Remnants of fabric connected by intricate stitches, are a mirror for a woman’s story. With leftover bits and scraps, loving hands delicately construct warm, protective, beautiful coverings. Quilts are metaphors.
During the era of my Great Grandmothers, quilts and blankets were created out of need. There was a form and a function. Just like the family structure. Women were the center of their homes. Their identities defined by being wives and mothers. Yet like women throughout time, our foremothers found ways to amplify women’s experiences by telling and re-telling each other’s story. Many women found creative, personal and even political expression through Quilting. Individual personalities showing in each finished piece. Form and function overlayed with decorative design. They created a legacy stitch by stitch. Quilts are stories.
In ‘How to Make an American Quilt’ directed by Jocelyn Moorhouse, based on the novel by Whitney Otto, we witness the sharing of wisdom that occurs as a group of friends gather, as they often have before, to stitch a quilt. The quilting circle is the conduit for the revealing of deeply personal stories, confessions of their joys and heartbreaks, all the while imparting life instruction to an apprehensive bride. This young woman, played by Winona Ryder, in her search for her own answers, takes these stories being told, these scraps, and pieces them together as a sort of armor of comfort.

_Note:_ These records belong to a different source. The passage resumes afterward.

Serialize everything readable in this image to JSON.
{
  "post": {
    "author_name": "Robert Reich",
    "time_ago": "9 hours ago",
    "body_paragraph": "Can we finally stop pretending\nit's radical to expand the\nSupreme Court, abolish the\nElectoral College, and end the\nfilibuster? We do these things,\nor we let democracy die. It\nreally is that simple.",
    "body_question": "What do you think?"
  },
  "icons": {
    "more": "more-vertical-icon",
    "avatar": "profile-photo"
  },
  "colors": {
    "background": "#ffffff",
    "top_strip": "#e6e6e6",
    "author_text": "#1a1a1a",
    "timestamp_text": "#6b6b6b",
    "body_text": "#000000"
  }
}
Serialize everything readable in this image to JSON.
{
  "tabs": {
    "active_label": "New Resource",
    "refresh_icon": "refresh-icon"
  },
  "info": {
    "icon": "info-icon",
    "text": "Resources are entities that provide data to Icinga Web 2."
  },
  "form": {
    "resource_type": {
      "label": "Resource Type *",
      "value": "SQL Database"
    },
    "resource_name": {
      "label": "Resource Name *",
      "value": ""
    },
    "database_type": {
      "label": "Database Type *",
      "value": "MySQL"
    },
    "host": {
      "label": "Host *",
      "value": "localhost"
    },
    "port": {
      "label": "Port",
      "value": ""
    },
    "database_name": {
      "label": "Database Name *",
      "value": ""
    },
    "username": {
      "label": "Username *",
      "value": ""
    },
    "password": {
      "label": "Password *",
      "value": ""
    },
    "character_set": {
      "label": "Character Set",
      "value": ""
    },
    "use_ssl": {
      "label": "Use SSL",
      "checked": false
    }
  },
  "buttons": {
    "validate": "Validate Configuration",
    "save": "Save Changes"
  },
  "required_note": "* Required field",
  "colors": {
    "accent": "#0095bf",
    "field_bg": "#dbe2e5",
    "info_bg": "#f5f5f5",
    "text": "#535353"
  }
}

One of my favorite images is a young Ryder lying under the quilting frame, listening, absorbing the voices and experiences of the women stitching the fabric above.
Quilts are maps. The fabric pieces reveal a life’s journey; threaded side by side. Random or precisely laid out, stitch after stitch weaves another pattern, like tributaries meandering from the river. Patterns chosen tell a broader story or give the reason for the quilt – wedding, new home, anniversary, birth of a child translated by patterns with names such as Double Wedding Ring, Log Cabin, Pinwheel, Applecore, Patchwork, made without machine, cut, pieced, assembled and stitched.
Quilts are art. To take remnant pieces and make something functional is a talent, but quilting goes farther. The finished quilts are moving works of art. The ‘herstory’ of generations of women whose hands lovingly threaded the bits and pieces, the remnants, and created the protective blankets that sheltered new born babies, wrapped young lovers, comforted the sick. When I run my fingers over the old threads, I am remembering the lives of the women who sewed the quilts, honoring the stories that were told over and through each careful placement of fabric and delicate stitch. Quilts are prisms.